Ordered pairs are a fundamental concept in mathematics, especially in the context of coordinate geometry and graphing equations. An ordered pair consists of two elements, usually written in parentheses like this:

• (x, y)

The first element, x, represents a position along the horizontal axis, also known as the x-axis. The second element, y, indicates a position along the vertical axis, or the y-axis.
When we talk about solutions to equations, an ordered pair (x, y) is a solution if it, when substituted back into the equation, makes the equation true. For example, in the equation:

• \( y = 7 - 4x \)

An ordered pair like (0, 7) is a solution, because if we substitute x with 0, it results in y being 7, thereby balancing the equation. Finding ordered pairs is like finding points on a graph that satisfy the equation. This is key for visualizing and understanding relationships in linear equations.

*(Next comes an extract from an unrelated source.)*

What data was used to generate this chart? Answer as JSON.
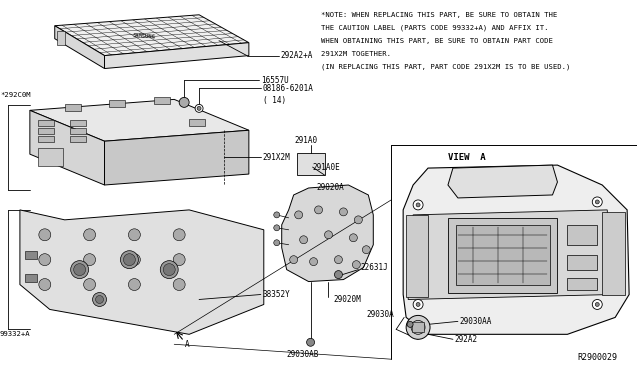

The substitution method is a powerful tool used to solve equations and systems of equations. The idea is to solve one of the equations for one variable and then substitute this expression into another equation. This method simplifies the problem by reducing the number of variables you need to deal with at one time.
In the context of finding ordered pairs for the equation:

• \( y = 7 - 4x \)

You would choose a value for x (a simple number like 0, 1, or 2), and substitute it back into the equation to solve for y. For example, substituting x = 1 gives:

• \( y = 7 - 4(1) = 3 \)

This simple step-by-step approach is helpful in understanding how variables relate each other in an equation. In more complex systems, this technique can be used alongside others to find more elaborate solutions.

Solving equations is a core skill in mathematics that involves finding the values of variables that make an equation true. The equation identifies a relationship between the variables. The goal is to isolate the variable of interest on one side of the equation.
Take the equation:

• \( y = 7 - 4x \)

This is a linear equation, which means it will graph as a straight line. Solving for different values of x helps us find corresponding y values, providing enough points to sketch the line on a graph. This process not only finds solutions but also helps in better understanding the relationship represented by the equation.
By practicing solving such equations, confidence grows in handling both simple and complex mathematical problems. Many real-world scenarios require such problem-solving techniques, making this an essential ability in numerous fields and everyday situations.